(266a) Combining Quantum Chemistry with Multiscale Atomistic Reactive Simulations to Develop New Nanomaterials for Energy Applications

Critical energy applications for nanomaterials include new electrocatalysts for reduction of CO2 to ethylene or ethanol, reduction of N2 into NH3, splitting H2O into H2 and O2 gas, and also new electrolytes and cathodes for use in batteries based on Li metal anodes. To make faster progress in developing new nanomaterials to address these applications, we need improved methods for in silico optimization of nanomaterials suitable for tuning the properties at the interfaces of electrodes and electrolytes.
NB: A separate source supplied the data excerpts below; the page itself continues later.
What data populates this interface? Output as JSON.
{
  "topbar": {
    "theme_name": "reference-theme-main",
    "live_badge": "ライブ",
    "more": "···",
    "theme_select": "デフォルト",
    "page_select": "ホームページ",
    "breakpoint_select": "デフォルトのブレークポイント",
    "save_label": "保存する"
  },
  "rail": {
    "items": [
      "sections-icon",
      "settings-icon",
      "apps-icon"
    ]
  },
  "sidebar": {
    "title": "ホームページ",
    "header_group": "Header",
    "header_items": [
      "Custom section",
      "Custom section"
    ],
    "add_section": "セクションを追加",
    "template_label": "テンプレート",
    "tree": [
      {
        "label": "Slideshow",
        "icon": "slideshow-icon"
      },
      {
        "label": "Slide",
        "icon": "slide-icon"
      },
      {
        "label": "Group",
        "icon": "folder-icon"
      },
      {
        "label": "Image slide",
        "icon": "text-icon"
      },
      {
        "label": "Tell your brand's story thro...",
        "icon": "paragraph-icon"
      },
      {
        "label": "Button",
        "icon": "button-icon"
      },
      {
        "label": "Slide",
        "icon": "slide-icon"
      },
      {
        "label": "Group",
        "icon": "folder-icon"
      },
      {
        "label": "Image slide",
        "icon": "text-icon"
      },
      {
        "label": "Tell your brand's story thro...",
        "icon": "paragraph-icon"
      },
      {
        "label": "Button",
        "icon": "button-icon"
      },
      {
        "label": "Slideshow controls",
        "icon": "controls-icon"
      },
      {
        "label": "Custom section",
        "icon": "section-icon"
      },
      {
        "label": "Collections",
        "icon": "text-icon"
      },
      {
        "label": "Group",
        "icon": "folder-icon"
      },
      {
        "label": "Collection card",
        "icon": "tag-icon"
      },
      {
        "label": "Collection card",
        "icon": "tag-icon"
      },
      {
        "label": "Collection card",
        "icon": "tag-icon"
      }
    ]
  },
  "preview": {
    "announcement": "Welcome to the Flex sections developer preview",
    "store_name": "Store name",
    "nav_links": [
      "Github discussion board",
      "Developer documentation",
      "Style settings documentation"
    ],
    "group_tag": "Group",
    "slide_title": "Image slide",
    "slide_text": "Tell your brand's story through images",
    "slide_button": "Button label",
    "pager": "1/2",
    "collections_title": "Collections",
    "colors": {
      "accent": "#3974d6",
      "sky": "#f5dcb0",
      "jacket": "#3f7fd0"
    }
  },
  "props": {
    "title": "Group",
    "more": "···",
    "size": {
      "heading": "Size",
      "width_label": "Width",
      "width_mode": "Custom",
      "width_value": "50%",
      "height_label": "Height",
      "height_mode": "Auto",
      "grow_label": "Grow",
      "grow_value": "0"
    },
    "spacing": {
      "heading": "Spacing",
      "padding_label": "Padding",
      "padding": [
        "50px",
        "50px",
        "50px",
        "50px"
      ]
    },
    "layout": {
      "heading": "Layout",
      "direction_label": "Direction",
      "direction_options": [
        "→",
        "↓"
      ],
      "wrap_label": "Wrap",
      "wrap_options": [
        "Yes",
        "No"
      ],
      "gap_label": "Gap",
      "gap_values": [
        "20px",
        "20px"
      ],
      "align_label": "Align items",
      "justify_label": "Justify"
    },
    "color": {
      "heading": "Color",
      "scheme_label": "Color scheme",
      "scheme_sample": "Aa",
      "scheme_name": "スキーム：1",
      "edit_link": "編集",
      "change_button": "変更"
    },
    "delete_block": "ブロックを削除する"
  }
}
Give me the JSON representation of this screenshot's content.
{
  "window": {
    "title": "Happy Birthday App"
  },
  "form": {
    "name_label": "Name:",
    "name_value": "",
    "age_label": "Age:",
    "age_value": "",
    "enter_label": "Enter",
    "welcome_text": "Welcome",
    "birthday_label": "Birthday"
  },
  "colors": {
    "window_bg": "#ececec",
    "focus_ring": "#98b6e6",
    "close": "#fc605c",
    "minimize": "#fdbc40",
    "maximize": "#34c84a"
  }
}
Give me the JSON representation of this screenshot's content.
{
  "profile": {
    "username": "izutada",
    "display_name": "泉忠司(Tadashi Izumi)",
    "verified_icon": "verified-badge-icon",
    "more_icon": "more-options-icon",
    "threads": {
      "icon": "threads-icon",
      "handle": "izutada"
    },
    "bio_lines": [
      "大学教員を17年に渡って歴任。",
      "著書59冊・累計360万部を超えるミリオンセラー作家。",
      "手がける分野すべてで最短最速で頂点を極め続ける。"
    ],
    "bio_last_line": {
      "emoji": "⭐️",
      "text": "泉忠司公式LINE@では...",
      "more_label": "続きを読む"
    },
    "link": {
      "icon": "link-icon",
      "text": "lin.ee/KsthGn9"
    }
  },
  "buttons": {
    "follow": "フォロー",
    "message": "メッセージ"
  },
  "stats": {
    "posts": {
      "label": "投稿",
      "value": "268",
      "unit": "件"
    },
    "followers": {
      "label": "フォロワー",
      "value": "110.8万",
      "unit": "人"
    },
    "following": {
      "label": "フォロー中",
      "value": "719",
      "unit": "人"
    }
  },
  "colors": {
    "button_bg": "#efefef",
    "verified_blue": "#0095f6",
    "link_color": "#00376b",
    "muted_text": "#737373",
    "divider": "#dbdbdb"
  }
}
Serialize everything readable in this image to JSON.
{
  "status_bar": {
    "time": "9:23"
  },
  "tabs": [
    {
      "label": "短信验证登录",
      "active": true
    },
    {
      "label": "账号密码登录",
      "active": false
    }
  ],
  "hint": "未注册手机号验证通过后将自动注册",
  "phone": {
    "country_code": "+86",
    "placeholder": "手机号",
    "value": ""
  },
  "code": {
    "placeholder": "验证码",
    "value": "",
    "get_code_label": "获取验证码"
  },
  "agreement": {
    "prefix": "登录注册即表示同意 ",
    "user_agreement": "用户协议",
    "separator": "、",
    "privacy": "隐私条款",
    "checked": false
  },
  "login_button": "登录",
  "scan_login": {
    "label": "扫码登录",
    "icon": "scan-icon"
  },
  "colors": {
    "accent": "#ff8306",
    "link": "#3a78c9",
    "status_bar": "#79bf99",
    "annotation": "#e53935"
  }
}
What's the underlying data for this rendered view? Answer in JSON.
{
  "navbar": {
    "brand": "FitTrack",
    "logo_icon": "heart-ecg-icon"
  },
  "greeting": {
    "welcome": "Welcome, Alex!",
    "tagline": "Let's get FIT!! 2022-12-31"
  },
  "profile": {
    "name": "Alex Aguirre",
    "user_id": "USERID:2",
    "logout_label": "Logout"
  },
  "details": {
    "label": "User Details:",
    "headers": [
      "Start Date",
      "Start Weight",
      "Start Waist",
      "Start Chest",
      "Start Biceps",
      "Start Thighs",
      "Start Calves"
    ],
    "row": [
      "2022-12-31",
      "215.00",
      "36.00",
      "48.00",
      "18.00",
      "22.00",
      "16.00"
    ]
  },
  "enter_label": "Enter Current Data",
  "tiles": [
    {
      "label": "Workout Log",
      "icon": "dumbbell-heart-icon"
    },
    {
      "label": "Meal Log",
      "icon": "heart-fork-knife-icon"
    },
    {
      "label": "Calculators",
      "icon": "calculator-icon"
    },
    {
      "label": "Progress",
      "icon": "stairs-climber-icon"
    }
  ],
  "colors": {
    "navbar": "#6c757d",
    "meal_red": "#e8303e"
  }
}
We will discuss some of the new methods for electrocatalysis (Quantum Mechanics based Grand Canonical Potential Kinetics (GCP-K) methodology) and improved multiscale reactive force fields suitable for 10 nm (100,000 atoms) to 30 nm (million atoms) model systems and we will discuss applications to predicting Pourbaix diagrams and turn-over-frequency (TOF) as a function of applied potential for electrocatalysis and formation of the electrode-electrolyte interface (EEI) for Li anode battery applications.

The CO2RR material is based on work performed by the Liquid Sunlight Alliance, which is supported by the U.S. Department of Energy, Office of Science, Office of Basic Energy Sciences, Fuels from Sunlight Hub under Award Number DE-SC0021266 (Harry Atwater, PI). The OER and HER studies were supported by the US National Science Foundation (CBET-2005250, program mgr. Bob McCabe). The ORR studies were funded by the US Office of Naval research (ONR N00014-18-1-2155). The battery applications were funded by the Hong Kong Quantum AI Lab Ltd. in the frame of the InnoHK initiative (PI Guanhua Chen).